RÖPORTAJ: ŞEMSİ AÇIKGÖZ, JOURNALISTPOST
Kemal Kurkut, henüz 22 yaşındayken öldürülen bir genç. Babasını 5 yaşında kaybeder Kemal. Annesi, farklı zamanlarda tam 13 ahırı temizleyerek, kendine ve 4 çocuğuna barınacakları yuva (!) yapar. Böyle bir ortamda büyümesine rağmen, nazik ve estetik karakterinin yönlendirmesiyle, İnönü Üniversitesi Güzel Sanatlar Fakültesi’ne girer Kemal. Belki de çok sevdiği Ahmet Kaya gibi müzisyen olmaktı hayali.
Teyzesi onu anlatırken, “Agresif bir çocuk değildi” diyor. Bir an duraksıyor. “Ama” diyor, “Newroz günü polis üstünü çıkarttırmak isteyince, sinirlenmiş olabilir. Kırk kere ‘bana su getir’ desen, bir kez olsun ‘ya teyze ben kaç kere su getirdim, artık yeter’ demezdi. Morali bozuk olduğunda köşeye çekilir, sesini çıkarmazdı. Kimseye bir zararı olmadığı için çok sevilen bir çocuktu.” (İrfan Aktan, Gazete Duvar)
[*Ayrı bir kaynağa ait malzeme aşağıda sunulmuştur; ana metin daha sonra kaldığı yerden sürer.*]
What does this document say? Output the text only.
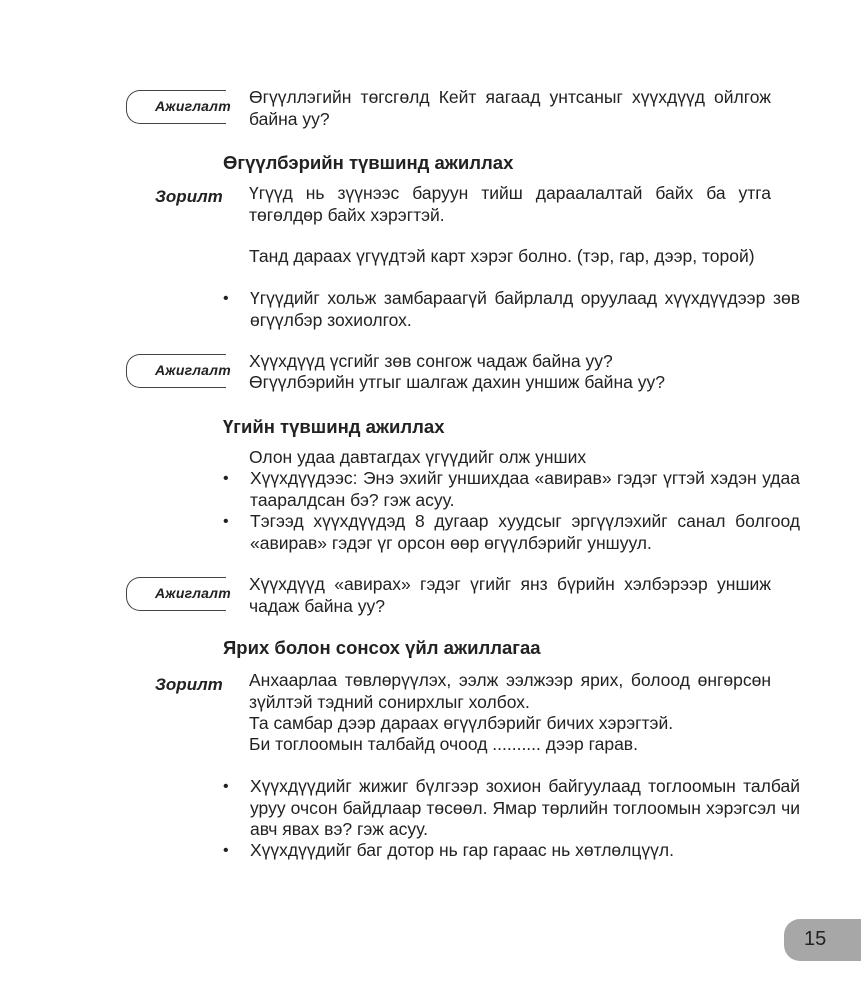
Ажиглалт Өгүүллэгийн төгсгөлд Кейт яагаад унтсаныг хүүхдүүд ойлгож байна уу?
Өгүүлбэрийн түвшинд ажиллах
Зорилт Үгүүд нь зүүнээс баруун тийш дараалалтай байх ба утга төгөлдөр байх хэрэгтэй.
Танд дараах үгүүдтэй карт хэрэг болно. (тэр, гар, дээр, торой)
•	Үгүүдийг хольж замбараагүй байрлалд оруулаад хүүхдүүдээр зөв өгүүлбэр зохиолгох.
Ажиглалт Хүүхдүүд үсгийг зөв сонгож чадаж байна уу?
Өгүүлбэрийн утгыг шалгаж дахин уншиж байна уу?
Үгийн түвшинд ажиллах
Олон удаа давтагдах үгүүдийг олж унших
•	Хүүхдүүдээс: Энэ эхийг уншихдаа «авирав» гэдэг үгтэй хэдэн удаа тааралдсан бэ? гэж асуу.
•	Тэгээд хүүхдүүдэд 8 дугаар хуудсыг эргүүлэхийг санал болгоод «авирав» гэдэг үг орсон өөр өгүүлбэрийг уншуул.
Ажиглалт Хүүхдүүд «авирах» гэдэг үгийг янз бүрийн хэлбэрээр уншиж чадаж байна уу?
Ярих болон сонсох үйл ажиллагаа
Зорилт Анхаарлаа төвлөрүүлэх, ээлж ээлжээр ярих, болоод өнгөрсөн зүйлтэй тэдний сонирхлыг холбох.
Та самбар дээр дараах өгүүлбэрийг бичих хэрэгтэй.
Би тоглоомын талбайд очоод .......... дээр гарав.
•	Хүүхдүүдийг жижиг бүлгээр зохион байгуулаад тоглоомын талбай уруу очсон байдлаар төсөөл. Ямар төрлийн тоглоомын хэрэгсэл чи авч явах вэ? гэж асуу.
•	Хүүхдүүдийг баг дотор нь гар гараас нь хөтлөлцүүл.
15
İşte bu hayatının baharındaki genç adam, 21 Mart 2017’de Nevroz kutlamasına katılmak üzere Malatya’dan geldiği Diyarbakır’da polisler tarafından herkesin gözleri önünde yarı çıplak bir şekilde vurularak öldürüldü.
Kurkut öldürüldükten hemen sonra Diyarbakır Valiliği, alelacele ve bir şeyleri gizlemenin telaşıyla ‘bir intihar bombacısının öldürüldüğü’ açıklaması yapar. Ana akım medya da, Valiliğin açıklamasını hiç sorgulamadan yayınlayınca bütün Türkiye Kemal’in bir intihar bombacısı olduğuna inanır. Ta ki, gazeteci Abdurrahman Gök’ün öldürülme anlarını saniye saniye çektiği o fotoğrafları yayınlanıncaya kadar. Davanın seyrini değiştiren bu tarihi fotoğraflar aynı zamanda gazeteci Gök’ün polis tarafından evinin basılmasına ve hâlâ devam eden davaların açılmasına sebep olur.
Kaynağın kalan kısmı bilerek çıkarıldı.